Many companies offer a 401(k) to their employees, and a lot of them also offer company matching as an extra incentive. A 401(k) company match is money your employer contributes to your retirement account, usually based on your own contributions and capped at a certain percentage of your income.
Here's a closer look at how 401(k) company matching works and how much you and your employer are able to contribute to your 401(k) each year.
How a 401(k) match works
Employees usually contribute a percentage of their salaries to their 401(k)s, and most employers who offer matching also contribute a percentage of employees' income. Some companies offer dollar-for-dollar matches, whereby the employer contributes $1 for every $1 the employee contributes to their 401(k), but more common are partial matching percentages. This means the company matches a portion of what the employee contributes, such as $0.50 for every $1 the employee puts into their 401(k).
Regardless of the matching structure, your employer will likely cap your match at a certain percentage of your income. For example, your employer may pay $0.50 for every $1 you contribute up to 6% of your salary. So if you make $50,000 per year, 6% of your salary is $3,000. If you contribute that much to your 401(k), your employer contributes half the amount — $1,500 of free money — as a match. If the company offered a dollar-for-dollar match instead of a partial match, it would give you $3,000 for the year. You're free to contribute more than $3,000 if you want to, but you won't get any additional match from your company.
Companies often impose a vesting schedule that determines when you get to keep employer-contributed funds if you leave the company. Immediate vesting means you get to keep all your employer's contributions to your 401(k) as soon as you earn them, but this is rare. It's more common to see cliff vesting, whereby you forfeit all your employer-matched funds if you leave the company before you've worked there a certain number of years. There's also graded vesting, whereby your company releases a portion of your match to you every year — for example, 20% after the first year, 40% after the second year, and so on.
Every company has its own matching methodology and vesting schedule, so talk to your employer if you're not sure how your 401(k) match works.
You are allowed to contribute up to $19,500 to your 401(k) in 2021 (up to $20,500 in 2022) or $26,000 (up to $27,000 in 2022) if you're 50 or older. The government also limits the total annual contributions to $58,000 in 2021 or $64,500 if you're 50 or older, which includes your elected deferrals and employer-matched funds. These contribution limits rise by $1,000 each for 2022.
Most people don't have to worry about running into these contribution limits, but high earners should be mindful of them.

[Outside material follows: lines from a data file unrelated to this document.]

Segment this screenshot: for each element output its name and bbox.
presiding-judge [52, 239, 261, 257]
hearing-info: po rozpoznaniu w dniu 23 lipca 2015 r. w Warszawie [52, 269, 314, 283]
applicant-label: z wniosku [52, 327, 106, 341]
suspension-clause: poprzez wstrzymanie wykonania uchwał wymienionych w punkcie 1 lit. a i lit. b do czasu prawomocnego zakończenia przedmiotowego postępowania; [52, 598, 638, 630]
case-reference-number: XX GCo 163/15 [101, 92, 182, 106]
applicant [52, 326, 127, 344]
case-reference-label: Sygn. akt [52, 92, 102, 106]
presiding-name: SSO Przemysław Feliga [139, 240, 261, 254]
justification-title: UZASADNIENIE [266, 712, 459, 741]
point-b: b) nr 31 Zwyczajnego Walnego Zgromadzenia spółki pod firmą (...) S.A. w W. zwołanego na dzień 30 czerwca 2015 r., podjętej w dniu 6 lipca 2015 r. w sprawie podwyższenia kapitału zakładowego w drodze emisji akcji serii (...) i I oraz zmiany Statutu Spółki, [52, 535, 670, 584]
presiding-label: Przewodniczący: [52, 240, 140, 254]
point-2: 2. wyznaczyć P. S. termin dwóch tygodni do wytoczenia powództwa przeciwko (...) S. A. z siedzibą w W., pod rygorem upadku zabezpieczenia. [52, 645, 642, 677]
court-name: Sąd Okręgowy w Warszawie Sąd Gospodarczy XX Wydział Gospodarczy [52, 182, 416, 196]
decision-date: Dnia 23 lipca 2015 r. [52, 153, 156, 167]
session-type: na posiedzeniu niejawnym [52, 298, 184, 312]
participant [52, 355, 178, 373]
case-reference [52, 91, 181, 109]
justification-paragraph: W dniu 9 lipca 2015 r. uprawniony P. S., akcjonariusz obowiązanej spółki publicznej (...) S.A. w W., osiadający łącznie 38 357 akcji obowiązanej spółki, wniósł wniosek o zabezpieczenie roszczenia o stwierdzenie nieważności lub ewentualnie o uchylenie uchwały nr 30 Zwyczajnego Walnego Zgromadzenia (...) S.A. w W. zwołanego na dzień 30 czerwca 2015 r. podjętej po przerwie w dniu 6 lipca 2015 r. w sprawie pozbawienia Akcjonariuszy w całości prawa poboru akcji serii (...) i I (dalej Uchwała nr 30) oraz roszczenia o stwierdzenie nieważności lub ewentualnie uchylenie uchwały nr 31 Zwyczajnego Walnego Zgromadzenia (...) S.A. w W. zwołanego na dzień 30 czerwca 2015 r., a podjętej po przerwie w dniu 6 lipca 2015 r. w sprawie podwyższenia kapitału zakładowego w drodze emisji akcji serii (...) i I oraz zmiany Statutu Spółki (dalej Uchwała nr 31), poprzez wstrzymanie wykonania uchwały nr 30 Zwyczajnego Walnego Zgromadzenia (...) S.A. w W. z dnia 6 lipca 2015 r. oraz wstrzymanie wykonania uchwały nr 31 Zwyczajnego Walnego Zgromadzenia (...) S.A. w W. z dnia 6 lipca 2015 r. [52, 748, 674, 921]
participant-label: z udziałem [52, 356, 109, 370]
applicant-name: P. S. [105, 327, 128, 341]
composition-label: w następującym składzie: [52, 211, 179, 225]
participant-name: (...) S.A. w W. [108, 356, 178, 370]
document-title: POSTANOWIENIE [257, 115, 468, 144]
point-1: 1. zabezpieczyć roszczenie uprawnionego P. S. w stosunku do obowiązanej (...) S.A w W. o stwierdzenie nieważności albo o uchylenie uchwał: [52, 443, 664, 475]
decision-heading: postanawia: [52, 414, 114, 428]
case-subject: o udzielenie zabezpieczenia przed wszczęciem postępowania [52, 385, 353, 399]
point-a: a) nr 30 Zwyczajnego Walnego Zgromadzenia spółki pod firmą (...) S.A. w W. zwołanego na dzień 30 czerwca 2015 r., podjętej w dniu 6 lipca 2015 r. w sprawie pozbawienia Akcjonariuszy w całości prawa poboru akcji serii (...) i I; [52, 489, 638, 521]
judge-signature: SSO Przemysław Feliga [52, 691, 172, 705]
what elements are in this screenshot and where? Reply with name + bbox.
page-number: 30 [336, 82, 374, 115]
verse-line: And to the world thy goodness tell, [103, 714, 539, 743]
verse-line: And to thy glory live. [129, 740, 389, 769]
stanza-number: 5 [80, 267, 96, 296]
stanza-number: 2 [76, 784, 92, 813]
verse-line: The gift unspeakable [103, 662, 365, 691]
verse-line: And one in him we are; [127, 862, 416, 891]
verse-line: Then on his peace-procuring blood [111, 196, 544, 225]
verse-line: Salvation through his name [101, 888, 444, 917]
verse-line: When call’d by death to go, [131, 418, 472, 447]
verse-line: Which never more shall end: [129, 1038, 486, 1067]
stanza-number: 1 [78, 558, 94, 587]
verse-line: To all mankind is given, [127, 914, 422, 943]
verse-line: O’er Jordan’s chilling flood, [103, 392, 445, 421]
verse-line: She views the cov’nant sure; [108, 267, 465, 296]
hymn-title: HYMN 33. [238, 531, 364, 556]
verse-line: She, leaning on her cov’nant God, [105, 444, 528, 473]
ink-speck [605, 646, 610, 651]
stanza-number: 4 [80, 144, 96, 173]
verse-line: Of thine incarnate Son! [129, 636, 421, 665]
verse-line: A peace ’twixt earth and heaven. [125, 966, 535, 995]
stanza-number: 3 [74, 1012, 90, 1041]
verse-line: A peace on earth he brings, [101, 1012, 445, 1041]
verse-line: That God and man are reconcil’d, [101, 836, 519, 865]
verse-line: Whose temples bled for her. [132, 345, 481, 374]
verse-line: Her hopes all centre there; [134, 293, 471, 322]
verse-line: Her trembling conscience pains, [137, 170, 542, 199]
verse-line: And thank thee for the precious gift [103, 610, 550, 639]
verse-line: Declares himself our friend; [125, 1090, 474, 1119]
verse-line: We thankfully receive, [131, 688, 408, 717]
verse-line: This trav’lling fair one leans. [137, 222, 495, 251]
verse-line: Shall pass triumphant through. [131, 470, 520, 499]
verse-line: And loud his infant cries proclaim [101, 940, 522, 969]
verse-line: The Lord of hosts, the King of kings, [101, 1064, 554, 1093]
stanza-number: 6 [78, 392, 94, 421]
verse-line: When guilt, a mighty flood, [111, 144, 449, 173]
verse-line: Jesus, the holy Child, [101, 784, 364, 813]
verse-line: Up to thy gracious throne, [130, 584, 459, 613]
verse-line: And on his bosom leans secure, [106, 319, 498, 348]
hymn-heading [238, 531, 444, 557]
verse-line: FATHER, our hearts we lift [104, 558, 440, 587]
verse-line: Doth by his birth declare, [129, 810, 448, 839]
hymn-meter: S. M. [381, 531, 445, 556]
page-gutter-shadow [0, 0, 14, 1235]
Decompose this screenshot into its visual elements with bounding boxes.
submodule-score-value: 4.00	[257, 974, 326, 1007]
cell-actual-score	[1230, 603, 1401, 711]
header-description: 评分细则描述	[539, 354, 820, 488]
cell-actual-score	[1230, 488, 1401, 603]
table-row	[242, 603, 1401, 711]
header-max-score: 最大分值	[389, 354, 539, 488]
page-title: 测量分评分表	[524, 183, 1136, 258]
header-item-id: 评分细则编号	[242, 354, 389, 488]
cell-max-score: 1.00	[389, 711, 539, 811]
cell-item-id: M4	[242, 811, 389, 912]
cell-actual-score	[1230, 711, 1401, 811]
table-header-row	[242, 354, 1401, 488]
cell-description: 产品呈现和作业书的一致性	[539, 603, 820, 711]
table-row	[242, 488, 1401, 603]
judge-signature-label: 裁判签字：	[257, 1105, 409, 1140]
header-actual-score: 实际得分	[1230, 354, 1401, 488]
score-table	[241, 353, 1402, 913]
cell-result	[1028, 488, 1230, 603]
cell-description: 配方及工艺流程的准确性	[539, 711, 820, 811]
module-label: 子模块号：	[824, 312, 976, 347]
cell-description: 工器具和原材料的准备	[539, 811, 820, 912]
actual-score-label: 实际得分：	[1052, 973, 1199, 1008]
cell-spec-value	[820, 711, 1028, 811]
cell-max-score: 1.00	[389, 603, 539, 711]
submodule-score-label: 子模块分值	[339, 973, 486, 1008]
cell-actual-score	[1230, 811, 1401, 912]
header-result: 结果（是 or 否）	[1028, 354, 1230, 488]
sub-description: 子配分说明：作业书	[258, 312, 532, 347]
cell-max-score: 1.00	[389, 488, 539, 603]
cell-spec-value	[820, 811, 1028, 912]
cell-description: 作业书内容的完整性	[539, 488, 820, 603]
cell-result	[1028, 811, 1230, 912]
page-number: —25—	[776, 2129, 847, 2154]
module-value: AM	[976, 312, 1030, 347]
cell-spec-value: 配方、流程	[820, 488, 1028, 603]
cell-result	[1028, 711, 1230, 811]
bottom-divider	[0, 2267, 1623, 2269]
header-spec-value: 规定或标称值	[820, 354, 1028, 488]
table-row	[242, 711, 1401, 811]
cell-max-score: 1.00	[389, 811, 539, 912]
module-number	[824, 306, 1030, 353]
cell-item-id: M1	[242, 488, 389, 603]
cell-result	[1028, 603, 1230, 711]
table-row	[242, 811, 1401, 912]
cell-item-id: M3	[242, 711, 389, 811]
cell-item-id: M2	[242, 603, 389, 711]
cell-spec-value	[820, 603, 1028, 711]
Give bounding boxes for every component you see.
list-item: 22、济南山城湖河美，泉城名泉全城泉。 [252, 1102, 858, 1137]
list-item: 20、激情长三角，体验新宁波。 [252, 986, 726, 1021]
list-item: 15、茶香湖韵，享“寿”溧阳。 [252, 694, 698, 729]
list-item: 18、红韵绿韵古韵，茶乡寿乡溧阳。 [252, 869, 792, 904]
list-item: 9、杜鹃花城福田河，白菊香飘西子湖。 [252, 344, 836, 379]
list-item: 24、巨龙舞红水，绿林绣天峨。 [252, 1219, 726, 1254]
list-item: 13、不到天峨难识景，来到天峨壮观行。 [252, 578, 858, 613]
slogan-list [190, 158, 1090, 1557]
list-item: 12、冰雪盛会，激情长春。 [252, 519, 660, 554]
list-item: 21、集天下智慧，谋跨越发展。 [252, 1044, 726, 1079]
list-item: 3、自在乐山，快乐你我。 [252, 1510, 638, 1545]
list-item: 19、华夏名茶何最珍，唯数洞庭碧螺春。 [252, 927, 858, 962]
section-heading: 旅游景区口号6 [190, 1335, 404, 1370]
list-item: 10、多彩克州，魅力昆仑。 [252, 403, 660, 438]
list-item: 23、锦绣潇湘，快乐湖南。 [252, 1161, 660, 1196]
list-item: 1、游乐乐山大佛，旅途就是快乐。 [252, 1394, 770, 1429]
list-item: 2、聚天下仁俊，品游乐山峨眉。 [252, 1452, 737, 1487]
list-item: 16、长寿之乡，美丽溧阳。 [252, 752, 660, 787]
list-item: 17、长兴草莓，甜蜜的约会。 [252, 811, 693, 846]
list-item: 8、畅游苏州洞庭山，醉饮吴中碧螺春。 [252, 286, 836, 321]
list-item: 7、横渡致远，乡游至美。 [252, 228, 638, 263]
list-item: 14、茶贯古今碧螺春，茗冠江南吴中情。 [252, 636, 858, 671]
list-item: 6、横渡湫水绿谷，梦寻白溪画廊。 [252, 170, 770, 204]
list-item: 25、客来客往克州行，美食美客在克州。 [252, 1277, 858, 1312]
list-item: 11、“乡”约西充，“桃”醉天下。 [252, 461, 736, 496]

If your company provides a dollar-for-dollar match on up to 6% of your salary and you earn $350,000 per year, you may not be able to claim the full match because that would require you to set aside $21,000, which is more than you're allowed to contribute to your 401(k) in 2021 or 2022 if you're younger than 50.
The government taxes contributions over the annual limit once in the year you make the contribution and again when you withdraw the funds in retirement. Stay aware of how close you are to the annual limits and withdraw any excess contributions before the tax deadline to avoid the double taxation.
If you find yourself at the annual 401(k) contribution limit for the year and you'd still like to set aside more money for retirement, you can always open an IRA and put some money there as well.
A company 401(k) match is a great supplement to your personal contributions, but you need to understand how yours works in order to get the most out of it. Check with your employer to learn what type of matching system it uses and then aim to get your full match while being mindful of annual contribution limits.